帰ってきた「悪魔王子」、アントニオ・カッサーノ/セリエA@ローマ 1-2 サンプドリア

ローマには「王子」と呼ばれる選手がいる。言わずと知れたフランチェスコ・トッティ。ローマのキャプテンにして稀代のファンタジスタ。端正な顔立ちと風格漂う立ち居振る舞いはまさに王子と呼ぶにふさわしい、ローマの象徴。
そのローマにおいて、かつてトッティの後継者と見なされていた選手がいた。アントニオ・カッサーノ。トッティに負けず劣らずの超絶テクニックを誇る天才児である。
イタリア・セリエA、ローマとサンプドリアの試合は、その両雄が相対する注目の一戦となった。

「悪魔王子」カッサーノ

現在27歳のカッサーノが最初に注目を集めたのは、出身地のクラブASバーリでデビューした17歳の時だった。その抜群のスキルにビッグクラブたちが争奪戦を繰り広げ、2001年夏にカッサーノはローマへと移籍を果たす。ローマで4シーズンプレーした後の2006年には、レアル・マドリードへと初の国外移籍。しかしマドリーでは結果を出せず、失意の末に帰国しサンプドリアへと移籍。ここでトップフォームを取り戻したカッサーノは、現在は再び国内最高級の選手として活躍を見せている。
カッサーノはイタリア随一の問題児としても知られている。これまで所属したチームでは監督との衝突が絶えず、ピッチの外でもたびたび問題を起こした。将来を嘱望されて入団したローマでも才能を高く評価されながら、最終的には監督との諍いを繰り返した末にマドリーに放出されている。
20年近くASローマの中心に君臨する「ローマの王子」トッティと、王子になりそこねた「悪魔王子」カッサーノ。
この試合で最初に結果を出したのは、”正規王子” トッティのほうだった。

カッサーノのリベンジ

立ち上がりから主導権を握ったローマは前半15分、ミルコ・ヴチニッチのクロスにトッティが合わせ先制。

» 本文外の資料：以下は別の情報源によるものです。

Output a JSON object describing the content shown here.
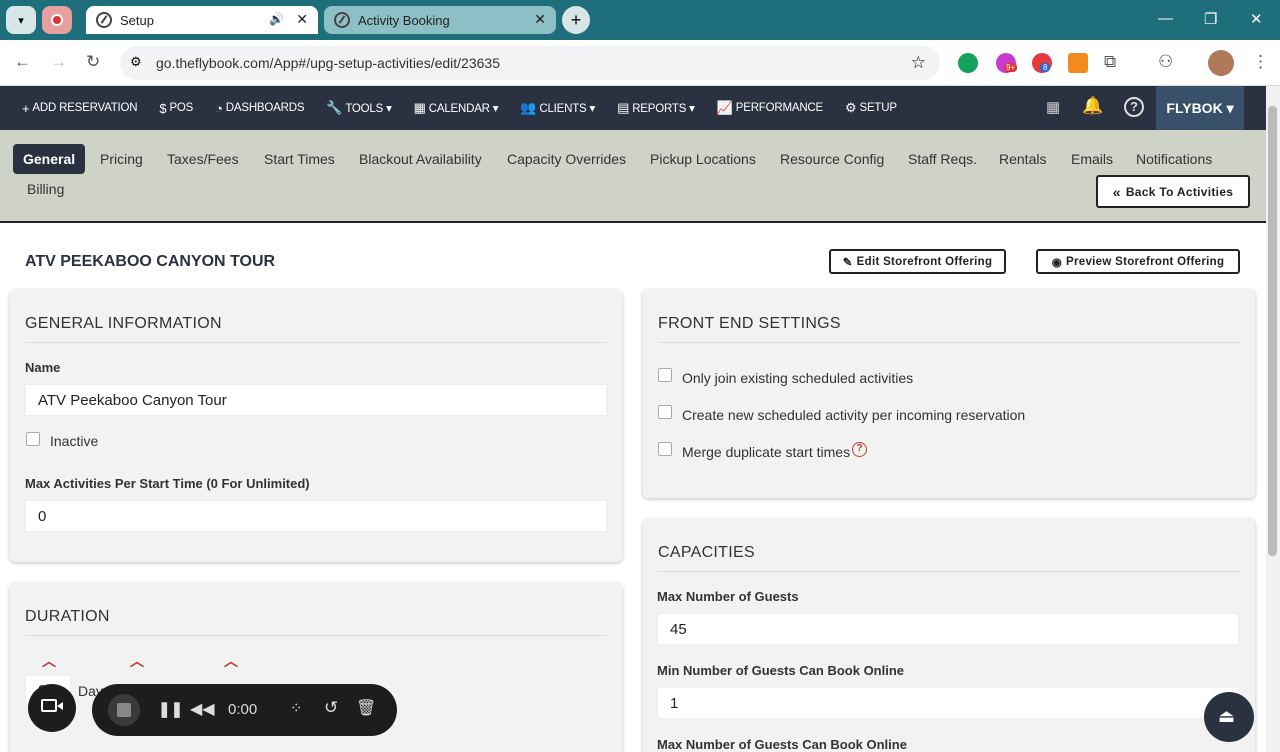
{
  "browser": {
    "tabs": [
      {
        "label": "Setup",
        "active": true
      },
      {
        "label": "Activity Booking",
        "active": false
      }
    ],
    "url": "go.theflybook.com/App#/upg-setup-activities/edit/23635",
    "ext_badge_1": "9+",
    "ext_badge_2": "8"
  },
  "nav": {
    "items": [
      {
        "label": "ADD RESERVATION",
        "icon": "+"
      },
      {
        "label": "POS",
        "icon": "$"
      },
      {
        "label": "DASHBOARDS",
        "icon": "◔"
      },
      {
        "label": "TOOLS ▾",
        "icon": "🔧"
      },
      {
        "label": "CALENDAR ▾",
        "icon": "▦"
      },
      {
        "label": "CLIENTS ▾",
        "icon": "👥"
      },
      {
        "label": "REPORTS ▾",
        "icon": "▤"
      },
      {
        "label": "PERFORMANCE",
        "icon": "📈"
      },
      {
        "label": "SETUP",
        "icon": "⚙"
      }
    ],
    "account": "FLYBOK ▾"
  },
  "subtabs": [
    "General",
    "Pricing",
    "Taxes/Fees",
    "Start Times",
    "Blackout Availability",
    "Capacity Overrides",
    "Pickup Locations",
    "Resource Config",
    "Staff Reqs.",
    "Rentals",
    "Emails",
    "Notifications",
    "Billing"
  ],
  "back_button": "Back To Activities",
  "page": {
    "title": "ATV PEEKABOO CANYON TOUR",
    "edit_storefront": "Edit Storefront Offering",
    "preview_storefront": "Preview Storefront Offering"
  },
  "general": {
    "heading": "GENERAL INFORMATION",
    "name_label": "Name",
    "name_value": "ATV Peekaboo Canyon Tour",
    "inactive_label": "Inactive",
    "max_label": "Max Activities Per Start Time (0 For Unlimited)",
    "max_value": "0"
  },
  "duration": {
    "heading": "DURATION",
    "days_label": "Days",
    "days_value": "0"
  },
  "frontend": {
    "heading": "FRONT END SETTINGS",
    "options": [
      "Only join existing scheduled activities",
      "Create new scheduled activity per incoming reservation",
      "Merge duplicate start times"
    ]
  },
  "capacities": {
    "heading": "CAPACITIES",
    "max_guests_label": "Max Number of Guests",
    "max_guests_value": "45",
    "min_online_label": "Min Number of Guests Can Book Online",
    "min_online_value": "1",
    "max_online_label": "Max Number of Guests Can Book Online"
  },
  "recorder": {
    "time": "0:00"
  }
}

その後も攻め続けるローマは、いつ2点目を取ってもおかしくない時間帯が続いたものの決定力を欠き、けっきょく前半は 1-0 のまま終了。結果的にこれがローマの首を締めることとなる。
後半、2人を同時に交代させたサンプドリアはこれが大当たり。試合の流れは一気にサンプドリアに傾き、ローマのゴールへと襲いかかる。
そして迎えた52分、”悪魔王子” がその天賦の才を魅せつける。左サイドでボールを持つと、DFの逆を完璧に突く見事な切り返しから包囲を突破。そこから上げたクロスがジャンパオロ・パッツィーニの頭にドンピシャで合い、サンプドリアが同点に追いついた。
その後もカッサーノは止まらない。超絶技巧のフェイントと急所をえぐるスルーパス、機を見て放つシュートでローマDF陣を翻弄。悪魔王子カッサーノに率いられたサンプドリアは、その勢いでパッツィーニが2点目を叩き込み、逆転勝利でこの試合を制した。
この結果、ローマは3試合を残した段階で首位から陥落。インテルにその座を譲り渡し、9年ぶりのスクデットに黄信号が灯り始めた。逆にカッサーノは、自身のローマへのリベンジを達成したのである。

カッサーノを生んだカルチョの国

この日のカッサーノは素晴らしかった。攻撃の全権を握るサンプドリアの王様として前線に君臨し、何よりも観客を魅了するプレーを連発していた。彼がこれほどまでに素晴らしい選手だったとは、僕も大いに驚かされたほどである。
マルチェロ・リッピ監督との確執から、カッサーノが今年のワールドカップに出場する可能性はほぼゼロに近い。本人もわざわざワールドカップ期間中に自身の結婚式の予定を入れ、「呼ばれてもワールドカップには参加しないね。結婚のほうが大事だからな。」と毒づく相変わらずの悪童ぶりを披露している。
しかし、こういった型破りな選手が代表チーム以外で活躍を見せていることが、イタリアの懐の広さを感じさせる。真面目で品行方正な選手ばかりが良い選手とは限らない。カッサーノのような異端児がいるから、セリエAは面白い。
そしてカッサーノを生み育てたものこそが、100年の歴史を誇るイタリアサッカーの、その芳醇なカルチョの土壌なのである。